Being a computational physicist, I tested this by just plugging in all my numbers to see what happened (extracted by brute force from WoS). This was delightful little exercise, many papers I consider better works immediately scored higher than by other measures, generating a list that corresponds reasonably closely to their importance, at least as this importance is perceived by me. I would thus be very happy to see this index (or something similar) in use.
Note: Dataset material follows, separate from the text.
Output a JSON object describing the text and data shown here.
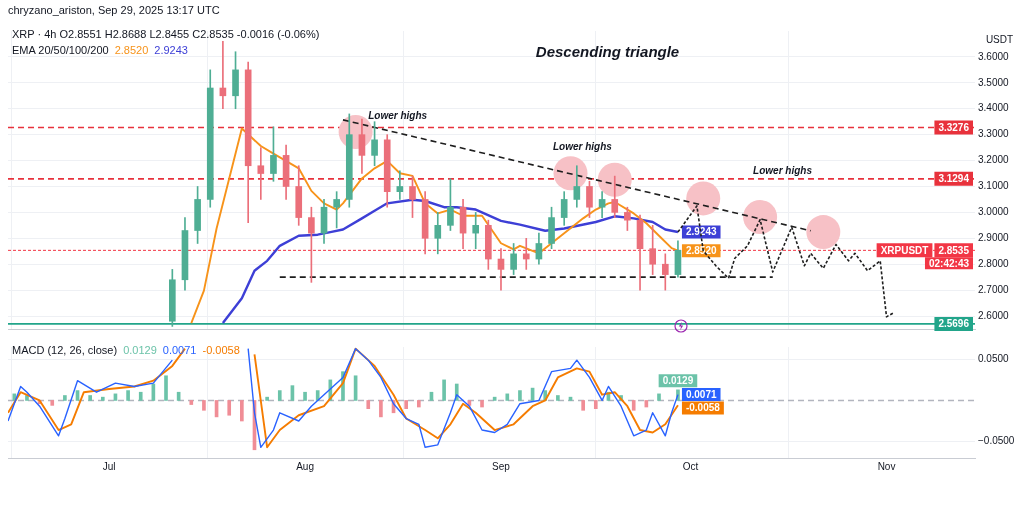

But one problem related to using the median immediately became obvious: what to do with all the zeroes that you need to divide by? A median of zero will probably be quite common, for instance, the median number of scitations for anything published in Science this year (2016) is zero, but no doubt there are journals where the median can remain zero for years. Using the mean citation the cure is more intuitively obvious: the only time the mean is identically zero is when no paper in the journal from that year has been cited at all, including the one you are interested in, so just define the quantity to be zero in these circumstances. But I don't see an equally obvious generalization based on the mean. Just setting the denominator to 1 (which will in low-citation circumstances always be the most likely citation count, barring 0) somehow does not seem quite satisfactory to me. So: how do you solve this? Obviously papers must have a well-defined index from day one.
This is really the consequence of an inherent jumpiness in the measure that you get when using the median. To return to the previously mentioned case in detail: I have one paper from this year in Science, currently cited 11 times. If you filter out all the Rubbish (here defined as "anything not original research articles" [can you believe that Rubbish actually accounts for about 2/3's of the contents in Science as listed in WoS!?! Of course you can, silly me...]), the median citation count is 1, which provides a score of 11 from that paper (nice!). But the median citation count will of course at some point reach 2, at which (completely arbitrary) point in time the score suddenly drops by half, even though nothing interesting has really happened. The mean would behave much more smoothly.
That said for mathematical properties, I also worry a little that the index may not be very discriminating between journals in the "lower end" of the spectrum (i.e. with low impact factors and citation counts). Very bad journals generally have citation counts very much lower than the perceived "upper echelon" of the impact factor universe. So far so good, but a lot of perfectly good journals also have very low citation counts. The basic premise of the index is that citation counts are a meaningful measure of quality of both individual papers and the journals themselves. I am reasonably convinced of the former, but the latter I'm not so sure about, especially when using the suggested median measure here. I suspect that the quality span among journals with 0-1 median citation count for two years back is very large indeed.
As said, I like the index a lot, but there are some consequences that look a little risky when applying it across larger datasets. I have the feeling that this index runs a risk of becoming something that is applied only after you have thrown out everyone that has published in only journals with low impact factors.